Başbakan, “Kimse, ‘AK Parti, Türkiye’yi tekrar 1990’lı yılların güvenlikçi paradigmasına döndürmek istiyor’ demesin. 13 yılık uygulamamızı herkes biliyor. Özgürlükler olmadan güvenliğin, insan onuru korunmadan bir kamu düzeni olmayacağını biliyoruz. Ama tersi de varittir. Güvenliğin olmadığı yerde en temel özgürlük olan yaşam ve hayat özgürlüğünün dahi olmayacağına Suriyeliler şahittir, Iraklılar şahittir. Onun için bu dengeyi ilk günden beri, özgürlük-güvenlik dengesini muhafaza ettik. Ama bizim siyasi irade olarak ve siyasi akıl olarak bunu muhafaza etmemiz yetmez. Sivil toplumun da bunu benimsemesi, hep beraber bu yönde ortak mesajlar verebilmesi lazım” dedi. 

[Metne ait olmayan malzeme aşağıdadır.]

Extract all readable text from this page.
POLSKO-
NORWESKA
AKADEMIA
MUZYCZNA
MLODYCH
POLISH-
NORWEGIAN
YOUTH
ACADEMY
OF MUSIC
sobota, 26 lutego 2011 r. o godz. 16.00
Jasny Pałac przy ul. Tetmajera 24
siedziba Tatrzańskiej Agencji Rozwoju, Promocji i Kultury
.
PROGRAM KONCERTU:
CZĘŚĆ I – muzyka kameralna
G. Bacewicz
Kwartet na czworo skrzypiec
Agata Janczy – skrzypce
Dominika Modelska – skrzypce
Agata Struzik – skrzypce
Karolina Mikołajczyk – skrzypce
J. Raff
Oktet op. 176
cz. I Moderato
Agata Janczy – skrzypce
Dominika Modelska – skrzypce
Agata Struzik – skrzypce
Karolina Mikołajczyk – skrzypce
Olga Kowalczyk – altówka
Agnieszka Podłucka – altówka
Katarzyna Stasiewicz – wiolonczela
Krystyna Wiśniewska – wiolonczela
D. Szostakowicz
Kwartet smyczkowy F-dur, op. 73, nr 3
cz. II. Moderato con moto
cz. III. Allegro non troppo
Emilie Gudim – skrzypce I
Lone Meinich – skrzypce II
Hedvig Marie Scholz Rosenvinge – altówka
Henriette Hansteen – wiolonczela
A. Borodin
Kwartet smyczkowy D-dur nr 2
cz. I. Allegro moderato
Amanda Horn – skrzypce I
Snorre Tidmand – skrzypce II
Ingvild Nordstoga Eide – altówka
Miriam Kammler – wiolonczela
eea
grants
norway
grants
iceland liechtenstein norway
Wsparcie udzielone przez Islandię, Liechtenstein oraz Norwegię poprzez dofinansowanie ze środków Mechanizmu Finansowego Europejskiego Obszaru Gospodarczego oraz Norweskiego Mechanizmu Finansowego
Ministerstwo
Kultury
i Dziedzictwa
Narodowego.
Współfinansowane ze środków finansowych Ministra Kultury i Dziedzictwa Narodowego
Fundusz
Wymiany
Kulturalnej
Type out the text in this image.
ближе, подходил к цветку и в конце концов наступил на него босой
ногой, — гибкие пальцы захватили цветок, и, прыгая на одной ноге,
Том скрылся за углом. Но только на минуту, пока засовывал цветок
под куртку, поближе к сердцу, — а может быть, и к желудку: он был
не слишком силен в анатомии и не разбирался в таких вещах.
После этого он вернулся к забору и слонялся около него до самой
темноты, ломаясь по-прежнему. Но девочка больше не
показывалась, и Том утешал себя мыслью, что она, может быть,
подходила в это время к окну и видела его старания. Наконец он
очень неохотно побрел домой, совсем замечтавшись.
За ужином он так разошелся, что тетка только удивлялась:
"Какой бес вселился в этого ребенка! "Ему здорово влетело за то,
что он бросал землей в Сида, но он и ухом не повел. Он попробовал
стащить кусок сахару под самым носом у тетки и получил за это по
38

DEVLETİN GÜCÜNÜ ONLARA GÖSTERDİK

 Davutoğlu, “21 Temmuz’da Suruç’tan gelen bir vatandaşımızın cenazesi bahane edilerek, DHKP-C, ‘Ben de buradayım’ dedi, İstanbul sokaklarında, elinde Kalaşnikof silahlarla, yüzleri örtülü bir şekilde. Bir gün sonra bu sefer PKK, Ceylanpınar’dan ses verdi. ‘Ben sizden daha fazlasını yaparım. Bakın, kamu görevlilerini gece yarısı evinde öldürebilirim. Ben buradayım. Sizin gibi’ dedi. Öğleden sonra Diyarbakır’da, kazaya yardıma giden trafik polisine -öyle bir aldatmacayla- saldırdı, ‘Ben her yerde bunu yaparım. Ben buradayım’ dedi. Bir gün sonra bu sefer DEAŞ, sınırımızda askerimizi vurarak, Türkiye-Suriye sınırında, ‘Bakın ben doğrudan bile savaş ilan edebilirim Türkiye’ye. Ben buradayım’ dedi. Üç gün üst üste her bir terör örgütü ayağa kalkıp, ‘Ben buradayım’ dedi. 78 milyon vatandaş da, ‘Devlet nerede?’ diye sordu. Biz de o üç gün sonunda, burada, Çankaya Köşkü’nde yaptığımız toplantıyla arkadaşlara verdiğimiz talimat açıktı. Ve bu talimat, bugün de geçerlidir. Mademki onlar ‘biz buradayız’ diye ayağa kalktılar, halk, ‘Devlet nerede?’ dedi. Devletin burada olduğunu göstermemiz gerekiyordu, gösterdik. Çünkü devlet değildi mesele olan. Milletin de burada olmasıydı” dedi. Davutoğlu, “Eğer biz, ‘ben buradayım’ diye ayağa kalkan terör örgütlerine karşı, ‘millet de, devlet de burada’ diyerek, aynı anda hem DEAŞ’a, hem PKK’ya, hem DHKP-C’ye şehirlerde ve Türkiye sınırları ötesinde mukabelede bulunmamış olsaydık, bu terör örgütleri birbirleriyle işbirliği halinde, perde gerisindeki şahları, vezirleriyle oynadıkları satranç oyununda bugün Türkiye’yi Kobani olaylarından çok daha ağır bir şiddet sarmalının içinde, bütün şehirlerimizde bir kargaşaya sebebiyet vereceklerdi. Biz bu oyunu gördük” ifadelerini kullandı.